The GOP’s Big Tent
Opposition to Obamacare unites Republicans.
Jul 23, 2012, Vol. 17, No. 42 • By JOHN MCCORMACK
Supporters of Obama-care claim it will raise enough taxes and cut enough spending not to add much to the deficit. That’s doubtful. But with federal bureaucrats in charge of cutting hundreds of billions from Medicare to pay for Obama-care, heavy-duty rationing of health care is always a possibility. That would, if anything, make the law even more unpopular than it already is.
As important as the high cost was in turning the public against Obama-care in 2009, social issues may have played a bigger role. The bill didn’t almost die in an overwhelmingly Democratic Congress because it spent or taxed too much. Obama-care was nearly sunk because it allows taxpayer money to be used to purchase health insurance policies that cover abortion on demand.
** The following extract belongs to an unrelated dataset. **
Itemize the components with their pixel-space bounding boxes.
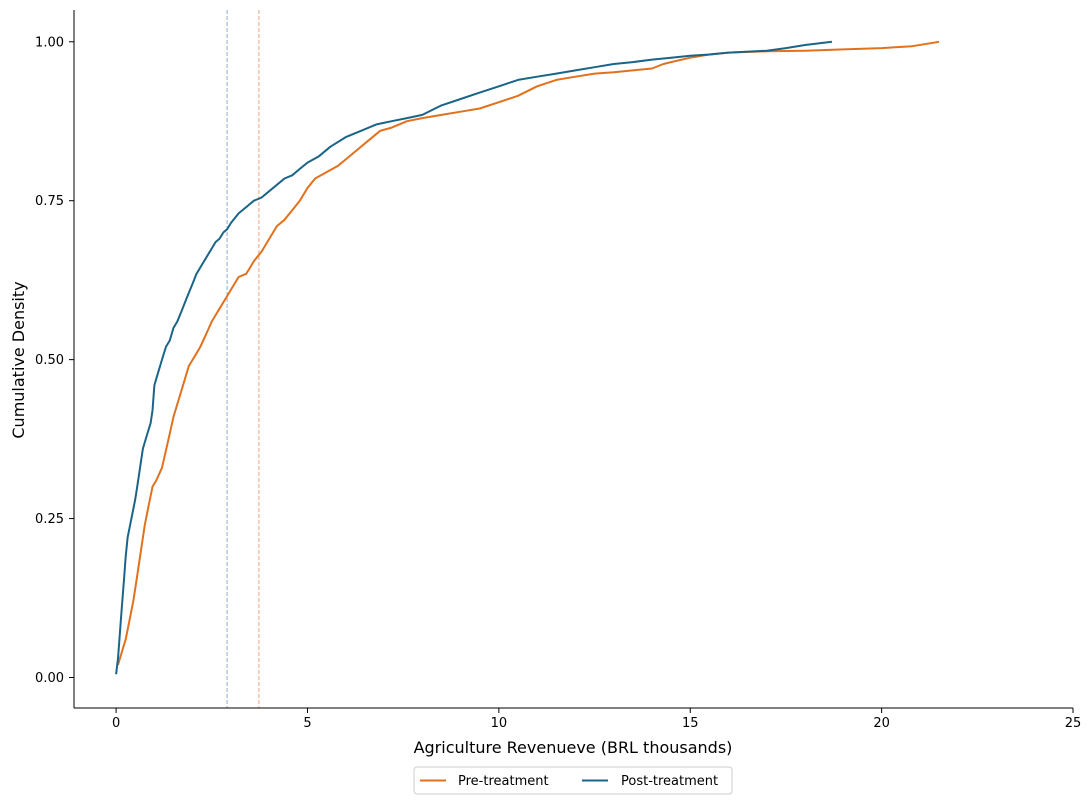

Some pro-life Democrats eventually caved and voted for Obama-care in exchange for an executive order that didn’t even pretend to solve their primary problem with the bill. Now the Obama administration has mandated that private insurance plans, including those of religious institutions, must cover, at no cost to the recipient, abortion-inducing drugs, as well as contraception and sterilization procedures. Polls show a divided electorate on the “contraception mandate,” but 60 to 70 percent of voters oppose public funding of abortion.
The abortion issue is a big reason running against Obama-care may be better for Mitt Romney than “the economy” in general. The view from the top of the Romney campaign is that pro-lifers are going to vote for them no matter what, so it should focus on swing voters who are primarily motivated by the economy and jobs. Activists may vote for Romney no matter what, but there are indeed swing voters who are conservative on social issues though not on fiscal issues.
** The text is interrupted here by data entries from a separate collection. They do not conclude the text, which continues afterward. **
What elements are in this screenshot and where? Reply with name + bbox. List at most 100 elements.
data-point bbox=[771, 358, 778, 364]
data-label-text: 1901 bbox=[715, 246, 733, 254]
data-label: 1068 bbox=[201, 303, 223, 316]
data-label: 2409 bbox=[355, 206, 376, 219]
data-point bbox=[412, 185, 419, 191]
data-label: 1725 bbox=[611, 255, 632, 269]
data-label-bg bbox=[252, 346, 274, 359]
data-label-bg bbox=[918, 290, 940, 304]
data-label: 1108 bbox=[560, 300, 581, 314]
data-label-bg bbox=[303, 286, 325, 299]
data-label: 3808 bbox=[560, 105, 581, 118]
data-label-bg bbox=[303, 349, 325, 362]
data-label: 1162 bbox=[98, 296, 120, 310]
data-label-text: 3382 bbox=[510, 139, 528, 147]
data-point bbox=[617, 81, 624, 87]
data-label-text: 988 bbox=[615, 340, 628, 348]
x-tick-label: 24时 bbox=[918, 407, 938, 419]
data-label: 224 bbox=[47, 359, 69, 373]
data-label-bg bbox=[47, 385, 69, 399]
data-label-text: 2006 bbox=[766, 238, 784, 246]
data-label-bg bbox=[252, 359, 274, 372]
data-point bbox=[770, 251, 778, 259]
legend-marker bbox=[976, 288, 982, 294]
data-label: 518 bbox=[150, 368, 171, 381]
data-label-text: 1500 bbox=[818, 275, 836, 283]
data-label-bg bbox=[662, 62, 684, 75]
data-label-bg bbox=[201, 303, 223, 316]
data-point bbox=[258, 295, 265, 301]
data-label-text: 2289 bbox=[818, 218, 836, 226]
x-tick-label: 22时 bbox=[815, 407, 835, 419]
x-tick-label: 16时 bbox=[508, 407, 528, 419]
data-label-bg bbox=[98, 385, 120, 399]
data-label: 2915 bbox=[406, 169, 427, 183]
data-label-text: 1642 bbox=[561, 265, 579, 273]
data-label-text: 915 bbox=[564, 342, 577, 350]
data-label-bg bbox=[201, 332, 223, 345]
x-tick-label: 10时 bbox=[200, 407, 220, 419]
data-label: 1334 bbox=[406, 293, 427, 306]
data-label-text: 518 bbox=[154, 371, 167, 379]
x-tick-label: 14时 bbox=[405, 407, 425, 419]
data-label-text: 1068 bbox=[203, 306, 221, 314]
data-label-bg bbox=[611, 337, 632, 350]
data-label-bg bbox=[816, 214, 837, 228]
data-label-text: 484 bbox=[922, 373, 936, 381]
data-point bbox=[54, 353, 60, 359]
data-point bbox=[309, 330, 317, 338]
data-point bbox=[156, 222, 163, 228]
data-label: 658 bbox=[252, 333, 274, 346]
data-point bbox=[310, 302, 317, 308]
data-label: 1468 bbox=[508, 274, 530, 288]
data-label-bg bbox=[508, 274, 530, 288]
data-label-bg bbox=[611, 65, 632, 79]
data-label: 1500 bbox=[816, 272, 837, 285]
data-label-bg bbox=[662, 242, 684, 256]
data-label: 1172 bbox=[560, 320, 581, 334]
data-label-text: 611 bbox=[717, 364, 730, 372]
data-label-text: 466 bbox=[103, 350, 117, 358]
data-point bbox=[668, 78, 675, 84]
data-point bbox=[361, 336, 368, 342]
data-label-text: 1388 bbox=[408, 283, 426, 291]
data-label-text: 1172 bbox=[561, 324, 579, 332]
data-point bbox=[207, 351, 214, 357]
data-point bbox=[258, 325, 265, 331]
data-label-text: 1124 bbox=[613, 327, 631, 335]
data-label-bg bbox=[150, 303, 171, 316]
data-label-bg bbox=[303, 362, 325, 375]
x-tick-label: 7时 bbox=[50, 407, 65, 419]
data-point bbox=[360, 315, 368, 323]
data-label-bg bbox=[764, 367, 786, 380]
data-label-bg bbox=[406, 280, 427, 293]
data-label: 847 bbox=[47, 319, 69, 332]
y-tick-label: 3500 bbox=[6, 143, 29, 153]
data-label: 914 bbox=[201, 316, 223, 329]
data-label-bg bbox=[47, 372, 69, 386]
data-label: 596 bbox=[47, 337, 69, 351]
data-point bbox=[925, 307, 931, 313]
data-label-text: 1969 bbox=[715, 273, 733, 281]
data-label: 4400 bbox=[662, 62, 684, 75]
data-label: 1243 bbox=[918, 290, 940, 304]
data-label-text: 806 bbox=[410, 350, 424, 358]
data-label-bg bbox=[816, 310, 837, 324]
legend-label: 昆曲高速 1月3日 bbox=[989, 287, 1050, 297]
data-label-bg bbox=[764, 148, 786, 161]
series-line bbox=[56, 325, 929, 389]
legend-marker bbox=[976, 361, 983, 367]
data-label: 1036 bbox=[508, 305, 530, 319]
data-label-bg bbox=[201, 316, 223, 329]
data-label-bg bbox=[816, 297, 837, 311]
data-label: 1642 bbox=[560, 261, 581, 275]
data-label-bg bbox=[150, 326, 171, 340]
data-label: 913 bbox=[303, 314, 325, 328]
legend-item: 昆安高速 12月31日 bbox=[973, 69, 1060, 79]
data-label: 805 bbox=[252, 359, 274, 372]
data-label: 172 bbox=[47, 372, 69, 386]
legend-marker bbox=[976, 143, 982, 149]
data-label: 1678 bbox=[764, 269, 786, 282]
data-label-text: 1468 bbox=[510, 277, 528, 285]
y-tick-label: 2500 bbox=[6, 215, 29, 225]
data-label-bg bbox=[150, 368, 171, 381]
The Pew Research Center calls these voters “Disaffecteds.” They are lower income, distrustful of corporations, want government to spend more on the poor, and don’t want to see changes to Medicare or Social Security. They are also socially conservative, religious, and distrustful of government. Dis-affecteds voted for John McCain over Barack Obama by a 16-point margin in 2008, but voted for Republicans over Democrats by a 38-point margin in 2010. Running against Obamacare could help keep these Disaffecteds in the Republican fold in 2012.
The good news for foes of the law is that most of its provisions—most of the taxes, spending, regulations, and abortion-funding—don’t kick in until after the election. But therein lies the challenge for Republicans rebutting Democratic pleas to “move on.” Voters won’t immediately feel or see the negative effects of the law before November. They will need to be reminded of the many reasons to stop Obamacare before it’s too late.
John McCormack is a staff writer at The Weekly Standard.